Sati adalah kata dalam bahasa Pali yang tidak ada padanannya dalam bahasa Indonesia. Untuk menjelaskan sati, dapat diumpamakan seperti menyapih seekor anak sapi (agar anak sapi tidak menyusui induknya), padahal induk sapi ada di sekitarnya. Anak sapi pasti akan menghampiri induknya untuk menyusui.
Untuk itu anak sapi diikat di sebuah tiang yang kuat, dengan tali yang tidak terlalu panjang. Jika anak sapi meninggalkan tiang tersebut ia akan tertahan oleh tali. Tetapi anak sapi itu akan terus menerus berusaha menghampiri ibunya, tetapi tetap tidak bisa. Akhirnya lama kelamaan ia lelah dan diam di sekitar tiang.
Dalam meditasi anak sapi adalah pikiran, tiang adalah objek meditasi (dalam contoh adalah nafas masuk dan keluar), tali adalah usaha terus menerus untuk mengembalikan pikiran ke objek meditasi. Kondisi anak sapi yang diam di sekitar tiang, adalah sati.
Ketika sati sudah hadir, maka aktivitas pikiran lainnya, seperti malas, lambat, gelisah, khawatir, benci, serakah, sombong secara perlahan berkurang, hal ini karena dalam pikiran hanya ada satu aktivitas dalam setiap saat, jika ada sati, maka yang lain tidak dapat hadir.
Ketika sati terus meningkat, sangat kuat lalu menyatu, maka semua aktivitas batin lainnya tidak dapat muncul sama sekali, kondisi ini disebut sebagai samadhi, biasa dikenal dengan nama jhana. Dalam kondisi demikian tercapai kedamaian dan ketenangan yang kuat.
Tetapi ketika keluar dari kondisi demikian, aktivitas lainnya tetap akan muncul, ketenangan dan kedamaian juga sirna. Keserakahan, iri, dengki, sombong dan lainnya akan muncul kembali.
Semua aktivitas pikiran ini muncul kembali karena pikiran memandang semua aktivitas tersebut adalah sesuatu yang indah, sesuatu yang dapat dipertahankan, sesuatu yang menyenangkan, dianggap milikku, dianggap sebagai diriku, dianggap sebagai aku, menganggapnya sesuatu yang tidak berbahaya.

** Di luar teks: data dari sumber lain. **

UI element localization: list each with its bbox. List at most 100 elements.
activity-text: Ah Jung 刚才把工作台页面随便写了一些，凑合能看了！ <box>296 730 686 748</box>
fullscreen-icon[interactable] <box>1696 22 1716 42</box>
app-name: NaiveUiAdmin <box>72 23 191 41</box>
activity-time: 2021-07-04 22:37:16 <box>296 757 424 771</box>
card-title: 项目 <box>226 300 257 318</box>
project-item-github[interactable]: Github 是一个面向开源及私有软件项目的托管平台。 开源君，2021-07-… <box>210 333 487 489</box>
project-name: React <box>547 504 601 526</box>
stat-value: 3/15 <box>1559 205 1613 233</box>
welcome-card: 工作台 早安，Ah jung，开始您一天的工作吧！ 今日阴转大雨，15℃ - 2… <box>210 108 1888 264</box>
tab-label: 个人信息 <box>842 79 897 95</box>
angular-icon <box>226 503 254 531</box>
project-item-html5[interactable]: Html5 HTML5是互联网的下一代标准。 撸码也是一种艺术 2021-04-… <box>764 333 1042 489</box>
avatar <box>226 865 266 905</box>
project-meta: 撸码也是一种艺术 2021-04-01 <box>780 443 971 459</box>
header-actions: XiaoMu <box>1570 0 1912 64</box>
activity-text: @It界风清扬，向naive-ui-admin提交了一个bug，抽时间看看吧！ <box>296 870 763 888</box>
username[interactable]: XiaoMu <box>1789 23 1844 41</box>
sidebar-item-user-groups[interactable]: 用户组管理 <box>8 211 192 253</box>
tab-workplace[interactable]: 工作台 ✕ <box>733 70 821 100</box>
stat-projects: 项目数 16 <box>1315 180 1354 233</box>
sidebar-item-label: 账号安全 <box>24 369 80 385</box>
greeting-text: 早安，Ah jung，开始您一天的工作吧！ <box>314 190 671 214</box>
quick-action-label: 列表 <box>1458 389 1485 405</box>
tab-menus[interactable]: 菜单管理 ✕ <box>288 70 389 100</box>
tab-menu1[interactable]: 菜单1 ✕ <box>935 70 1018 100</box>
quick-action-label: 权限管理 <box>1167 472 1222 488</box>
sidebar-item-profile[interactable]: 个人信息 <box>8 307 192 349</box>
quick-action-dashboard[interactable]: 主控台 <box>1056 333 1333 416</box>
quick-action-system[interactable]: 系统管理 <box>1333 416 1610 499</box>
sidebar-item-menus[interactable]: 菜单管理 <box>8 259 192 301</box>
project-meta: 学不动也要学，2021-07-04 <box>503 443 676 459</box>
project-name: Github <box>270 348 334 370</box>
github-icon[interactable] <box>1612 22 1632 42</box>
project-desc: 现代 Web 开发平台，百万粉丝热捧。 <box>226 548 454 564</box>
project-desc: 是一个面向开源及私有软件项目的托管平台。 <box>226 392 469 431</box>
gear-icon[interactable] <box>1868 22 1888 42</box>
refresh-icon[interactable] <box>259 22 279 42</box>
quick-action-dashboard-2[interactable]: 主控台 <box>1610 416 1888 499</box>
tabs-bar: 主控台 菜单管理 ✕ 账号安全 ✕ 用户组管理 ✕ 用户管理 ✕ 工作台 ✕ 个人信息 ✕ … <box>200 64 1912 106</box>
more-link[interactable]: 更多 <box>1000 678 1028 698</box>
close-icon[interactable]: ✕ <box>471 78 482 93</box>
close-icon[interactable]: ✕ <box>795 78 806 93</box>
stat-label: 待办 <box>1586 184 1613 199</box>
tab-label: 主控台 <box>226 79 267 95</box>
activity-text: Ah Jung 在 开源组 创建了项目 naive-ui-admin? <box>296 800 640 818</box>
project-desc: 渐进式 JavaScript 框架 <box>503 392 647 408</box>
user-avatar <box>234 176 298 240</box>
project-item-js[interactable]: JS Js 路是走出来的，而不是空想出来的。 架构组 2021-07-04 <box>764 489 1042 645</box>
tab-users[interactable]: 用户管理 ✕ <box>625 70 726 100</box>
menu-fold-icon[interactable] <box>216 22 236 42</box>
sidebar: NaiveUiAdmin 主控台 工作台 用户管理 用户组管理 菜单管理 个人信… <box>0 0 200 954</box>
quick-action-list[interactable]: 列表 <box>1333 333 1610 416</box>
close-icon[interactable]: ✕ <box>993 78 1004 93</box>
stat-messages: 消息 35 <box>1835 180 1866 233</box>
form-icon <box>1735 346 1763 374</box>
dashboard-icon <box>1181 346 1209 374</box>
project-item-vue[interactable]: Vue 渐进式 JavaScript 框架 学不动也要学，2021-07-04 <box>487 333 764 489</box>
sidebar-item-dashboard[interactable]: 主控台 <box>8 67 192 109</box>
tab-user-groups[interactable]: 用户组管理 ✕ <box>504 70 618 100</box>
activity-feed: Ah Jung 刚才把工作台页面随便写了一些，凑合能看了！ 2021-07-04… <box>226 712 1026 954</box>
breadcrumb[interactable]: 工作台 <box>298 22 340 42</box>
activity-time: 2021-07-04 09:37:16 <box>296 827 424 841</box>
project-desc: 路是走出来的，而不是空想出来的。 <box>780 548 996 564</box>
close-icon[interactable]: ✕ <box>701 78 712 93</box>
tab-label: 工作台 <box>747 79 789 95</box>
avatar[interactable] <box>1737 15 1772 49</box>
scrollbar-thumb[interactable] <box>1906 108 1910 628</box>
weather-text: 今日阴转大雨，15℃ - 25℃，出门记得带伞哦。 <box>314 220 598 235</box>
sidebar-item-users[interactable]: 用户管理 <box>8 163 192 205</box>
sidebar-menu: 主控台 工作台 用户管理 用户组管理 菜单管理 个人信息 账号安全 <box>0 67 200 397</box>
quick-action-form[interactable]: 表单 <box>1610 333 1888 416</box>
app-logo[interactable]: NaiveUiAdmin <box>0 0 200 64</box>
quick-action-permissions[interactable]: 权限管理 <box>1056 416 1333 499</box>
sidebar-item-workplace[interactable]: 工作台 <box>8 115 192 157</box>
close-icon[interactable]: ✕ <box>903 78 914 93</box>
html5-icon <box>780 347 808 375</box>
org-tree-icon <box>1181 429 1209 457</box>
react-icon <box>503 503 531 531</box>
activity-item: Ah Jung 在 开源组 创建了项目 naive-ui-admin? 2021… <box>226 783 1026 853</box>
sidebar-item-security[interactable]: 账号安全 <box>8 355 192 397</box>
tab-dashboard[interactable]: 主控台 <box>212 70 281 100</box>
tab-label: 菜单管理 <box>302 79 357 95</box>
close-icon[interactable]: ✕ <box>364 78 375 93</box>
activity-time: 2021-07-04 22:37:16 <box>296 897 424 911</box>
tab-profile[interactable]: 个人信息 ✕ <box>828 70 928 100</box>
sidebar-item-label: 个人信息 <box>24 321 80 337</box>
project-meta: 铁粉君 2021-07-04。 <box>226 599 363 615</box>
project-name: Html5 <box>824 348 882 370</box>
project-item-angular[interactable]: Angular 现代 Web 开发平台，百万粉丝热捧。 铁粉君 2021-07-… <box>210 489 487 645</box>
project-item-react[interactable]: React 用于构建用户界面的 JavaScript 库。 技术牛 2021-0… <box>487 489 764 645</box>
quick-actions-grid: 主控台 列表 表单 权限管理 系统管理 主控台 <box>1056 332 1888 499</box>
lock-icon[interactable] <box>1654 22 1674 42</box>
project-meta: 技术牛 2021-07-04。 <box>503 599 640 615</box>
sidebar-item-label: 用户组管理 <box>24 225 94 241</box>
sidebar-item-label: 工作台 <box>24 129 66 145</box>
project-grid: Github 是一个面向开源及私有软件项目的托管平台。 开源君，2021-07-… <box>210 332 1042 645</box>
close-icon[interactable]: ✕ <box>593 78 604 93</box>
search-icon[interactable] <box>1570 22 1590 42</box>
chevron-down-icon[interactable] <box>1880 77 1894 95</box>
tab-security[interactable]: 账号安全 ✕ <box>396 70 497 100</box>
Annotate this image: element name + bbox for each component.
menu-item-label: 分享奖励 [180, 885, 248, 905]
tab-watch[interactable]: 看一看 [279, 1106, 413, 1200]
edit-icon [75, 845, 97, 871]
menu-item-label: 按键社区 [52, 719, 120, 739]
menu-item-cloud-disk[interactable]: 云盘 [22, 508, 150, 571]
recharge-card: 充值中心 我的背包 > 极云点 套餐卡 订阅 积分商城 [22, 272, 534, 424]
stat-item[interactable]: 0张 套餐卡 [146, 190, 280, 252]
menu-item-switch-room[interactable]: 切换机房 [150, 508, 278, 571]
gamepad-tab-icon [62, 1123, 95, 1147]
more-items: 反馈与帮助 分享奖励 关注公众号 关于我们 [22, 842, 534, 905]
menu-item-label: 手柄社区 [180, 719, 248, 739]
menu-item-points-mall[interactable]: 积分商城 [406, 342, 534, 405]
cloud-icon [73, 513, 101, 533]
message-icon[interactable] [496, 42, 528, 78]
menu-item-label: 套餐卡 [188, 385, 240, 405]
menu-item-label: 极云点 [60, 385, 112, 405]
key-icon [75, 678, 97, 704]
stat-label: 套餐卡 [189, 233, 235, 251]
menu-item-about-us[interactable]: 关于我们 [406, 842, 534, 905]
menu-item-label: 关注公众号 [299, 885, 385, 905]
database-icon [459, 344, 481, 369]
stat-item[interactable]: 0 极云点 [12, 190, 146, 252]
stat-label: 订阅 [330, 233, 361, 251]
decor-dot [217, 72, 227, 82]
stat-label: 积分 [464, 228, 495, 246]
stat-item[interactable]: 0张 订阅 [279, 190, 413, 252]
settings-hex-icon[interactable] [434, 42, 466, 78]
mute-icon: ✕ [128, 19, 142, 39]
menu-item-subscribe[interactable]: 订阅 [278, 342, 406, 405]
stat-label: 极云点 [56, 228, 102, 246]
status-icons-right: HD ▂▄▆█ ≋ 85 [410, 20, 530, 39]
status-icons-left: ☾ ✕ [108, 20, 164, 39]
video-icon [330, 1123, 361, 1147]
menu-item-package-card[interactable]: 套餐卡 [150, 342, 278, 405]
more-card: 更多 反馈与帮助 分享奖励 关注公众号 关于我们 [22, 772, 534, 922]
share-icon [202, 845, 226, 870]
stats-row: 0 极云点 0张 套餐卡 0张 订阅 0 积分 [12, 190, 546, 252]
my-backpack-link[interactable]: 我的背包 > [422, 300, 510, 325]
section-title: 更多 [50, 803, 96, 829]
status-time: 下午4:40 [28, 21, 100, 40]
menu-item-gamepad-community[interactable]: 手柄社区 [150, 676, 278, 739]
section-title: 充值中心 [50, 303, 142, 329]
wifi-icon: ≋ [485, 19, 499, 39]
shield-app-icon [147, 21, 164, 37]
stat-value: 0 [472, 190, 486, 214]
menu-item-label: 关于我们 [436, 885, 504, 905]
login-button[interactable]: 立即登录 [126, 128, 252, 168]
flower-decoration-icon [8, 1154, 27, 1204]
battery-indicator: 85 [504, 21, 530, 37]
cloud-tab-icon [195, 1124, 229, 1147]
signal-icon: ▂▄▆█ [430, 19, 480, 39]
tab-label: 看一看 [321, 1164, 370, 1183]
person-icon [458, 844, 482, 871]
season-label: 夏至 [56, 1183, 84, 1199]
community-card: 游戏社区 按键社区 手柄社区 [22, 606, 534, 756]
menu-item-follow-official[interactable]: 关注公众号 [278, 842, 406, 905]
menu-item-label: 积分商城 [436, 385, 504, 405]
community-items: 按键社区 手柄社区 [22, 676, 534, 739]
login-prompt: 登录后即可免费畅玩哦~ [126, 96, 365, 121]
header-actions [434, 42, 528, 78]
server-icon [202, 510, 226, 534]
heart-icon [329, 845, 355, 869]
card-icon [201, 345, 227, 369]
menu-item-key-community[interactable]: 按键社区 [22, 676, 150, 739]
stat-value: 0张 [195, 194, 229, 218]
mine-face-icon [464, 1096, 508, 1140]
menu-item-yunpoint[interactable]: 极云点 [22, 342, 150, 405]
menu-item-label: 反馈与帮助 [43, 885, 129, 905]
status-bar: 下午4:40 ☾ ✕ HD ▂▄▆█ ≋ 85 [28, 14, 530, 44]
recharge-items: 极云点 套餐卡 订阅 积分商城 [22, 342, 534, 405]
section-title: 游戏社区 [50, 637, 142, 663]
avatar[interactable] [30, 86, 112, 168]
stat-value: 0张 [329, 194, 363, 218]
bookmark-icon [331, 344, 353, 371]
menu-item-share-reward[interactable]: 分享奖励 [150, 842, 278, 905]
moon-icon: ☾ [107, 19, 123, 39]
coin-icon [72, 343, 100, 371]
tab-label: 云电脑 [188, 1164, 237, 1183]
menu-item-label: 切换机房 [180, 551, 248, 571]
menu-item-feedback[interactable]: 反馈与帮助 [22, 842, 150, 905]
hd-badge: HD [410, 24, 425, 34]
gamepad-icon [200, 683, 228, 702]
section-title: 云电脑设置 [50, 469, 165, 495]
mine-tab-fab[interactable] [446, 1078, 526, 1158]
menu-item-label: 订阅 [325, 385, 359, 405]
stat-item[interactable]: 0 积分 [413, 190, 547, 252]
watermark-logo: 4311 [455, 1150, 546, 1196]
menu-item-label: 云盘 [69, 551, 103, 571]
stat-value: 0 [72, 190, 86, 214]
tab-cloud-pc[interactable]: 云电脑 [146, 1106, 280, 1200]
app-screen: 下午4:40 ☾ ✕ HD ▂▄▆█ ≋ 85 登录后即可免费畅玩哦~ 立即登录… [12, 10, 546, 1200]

Akibatnya pikiran mengejar kesana kemari dengan penuh gairah, yang disebut sebagai tanha, kegandrungan. Seperti anak kecil yang akan mengejar seseorang yang akan memberinya hadiah, padahal bukanlah hadiah hanyalah racun, tapi anak kecil itu terus menerus berlarian dengan riangnya mengejar.
Untuk itu pikiran harus dilatih untuk mengenali semua aktivitas batin dengan mengenalinya sebagaimana apa adanya, mengetahui dengan jelas bahwa semua aktivitas yang muncul tidak akan bertahan lama, muncul sejenak lalu lenyap, tidaklah kekal (anicca).
Segala yang tidak kekal tidak mungkin merupakan kebahagiaan, tetapi hanyalah ketidakpuasan (dukkha), silahkan simak penjelasan mengenai hal ini di sini: Kisah Bakmi yang Mengajari tentang Kehidupan.
Semua aktivitas yang tidak kekal, yang mengecewakan, kemunculan dan lenyapnya tidak mungkin dikendalikan, maka tidak dapat dianggap sebagai milikku, diriku, aku (anatta).